By: Jessica A. Saldin
There are many issues related to education and school that must be considered as part of a divorce case. Prior blog posts have discussed some of these issues. This post is specifically focused on private schooling and how the issue may be treated as part of your divorce case. There are several questions that you may have if you are considering private schooling for your children while going through a divorce.
One of the first questions may be, “can I enroll my children in a private school?” This question is related to general questions about educational decision making responsibility. Courts in Colorado tend to find that joint decision making responsibility is in a child’s best interests unless there are specific circumstances that cause the court to find otherwise (for example, in situations of domestic violence, if one parent refuses to communicate regarding decisions, etc.). Therefore, if you already have orders delegating educational decision making responsibility, the decision of the school in which you enroll the child must be made in accordance with the delegation in your orders. If you do not have orders regarding decision making, it is always best to try to reach an agreement with the other parent. Even if there is not an order requiring joint decision making responsibility, courts prefer to see parties that try to reach decisions jointly. Simply making a unilateral decision can adversely affect the decision making orders the court eventually enters. However, you also need to keep in mind that, if you are requesting sole decision making responsibility because of domestic violence, lack of responses from the other parent, etc., if a joint decision is made on the issue that could be considered by the court as evidence that joint decision making responsibility is best for the minor child.

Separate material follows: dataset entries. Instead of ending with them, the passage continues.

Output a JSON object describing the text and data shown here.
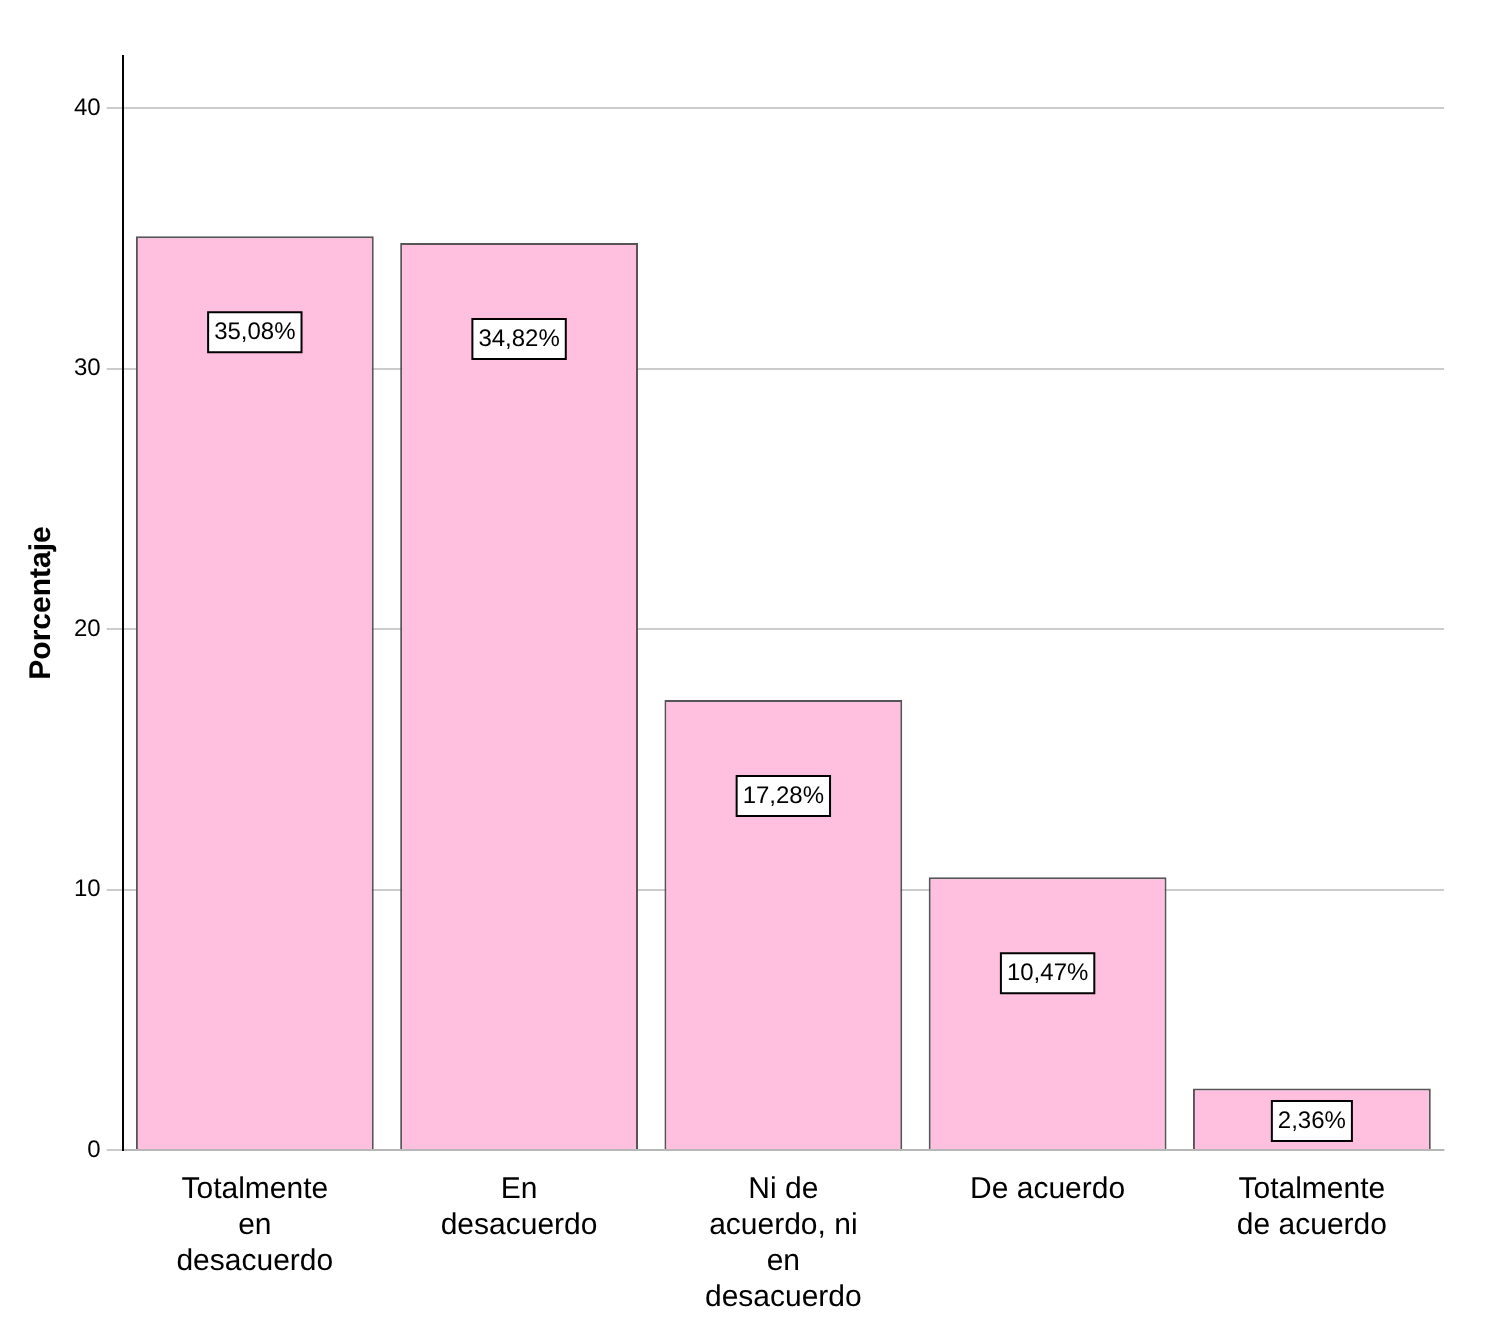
{
  "chart_data": {
    "type": "bar",
    "ylabel": "Porcentaje",
    "categories": [
      "Totalmente en desacuerdo",
      "En desacuerdo",
      "Ni de acuerdo, ni en desacuerdo",
      "De acuerdo",
      "Totalmente de acuerdo"
    ],
    "values": [
      35.08,
      34.82,
      17.28,
      10.47,
      2.36
    ],
    "value_labels": [
      "35,08%",
      "34,82%",
      "17,28%",
      "10,47%",
      "2,36%"
    ],
    "color": "#ffc0e0",
    "ylim": [
      0,
      42
    ],
    "yticks": [
      0,
      10,
      20,
      30,
      40
    ],
    "grid": "y"
  }
}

Ultimately if your orders require joint decision making responsibility but an agreement is not able to be reached, you can file a motion with the court asking the court to ultimately decide where the child should go to school. It is always recommended to file these motions as soon as you know there is an impasse regarding the children’s school enrollment because courts often get many school motions in late summer, right before school is to start. If the court does not have the availability to hear the issue prior to the start of school, and if one party does not give in on the school issue, the delay would impede your child’s school attendance.
If the issue has to be brought to the court to decide, the court considers a variety of factors when deciding what school the child should attended. Some of these factors include: distance from the parties’ houses (travel time for the child), cost, school rankings and test scores, and extracurricular activities and programs available. In making the argument for a private school, obviously cost may be a concern for the court. Therefore, it is important to emphasize why the proposed private school is better than the public school the children could attend at no cost. Arguments to consider include: whether there was an agreement to enroll the child at a private school in the past, whether the child’s academic performance is ahead of grade level at the public school, whether the private school offers any special programs or activities that are unique to your child’s skills and/or talents and whether your child has any learning disabilities or struggles that the private school can better assist with.
The final question is, “if my child attends private school, how are costs to be handled?” If there is no agreement as to costs, Colorado child support statute states that they are to be split between the parents in proportion to their incomes, if the private school meets the particular educational needs of the child. More simply, that means more than simply if the private school is necessary if the child has a learning disability or qualifies for a special program of education. For example, if your child has been enrolled in private school for years and, therefore, may be advanced when compared to students at the same grade level in public school, the court may find that continued private school education meets your child’s particular educational needs. Frankly, if your child had been attending private school prior to the filing of your divorce, it’s likely a court would order private schooling to continue after the divorce is done and that costs be split as per statute.
Thus, while there are many issues that relate to your child’s education as part of a divorce case, private schooling presents unique issues to consider related to the allocation of costs and reasoning for a private education.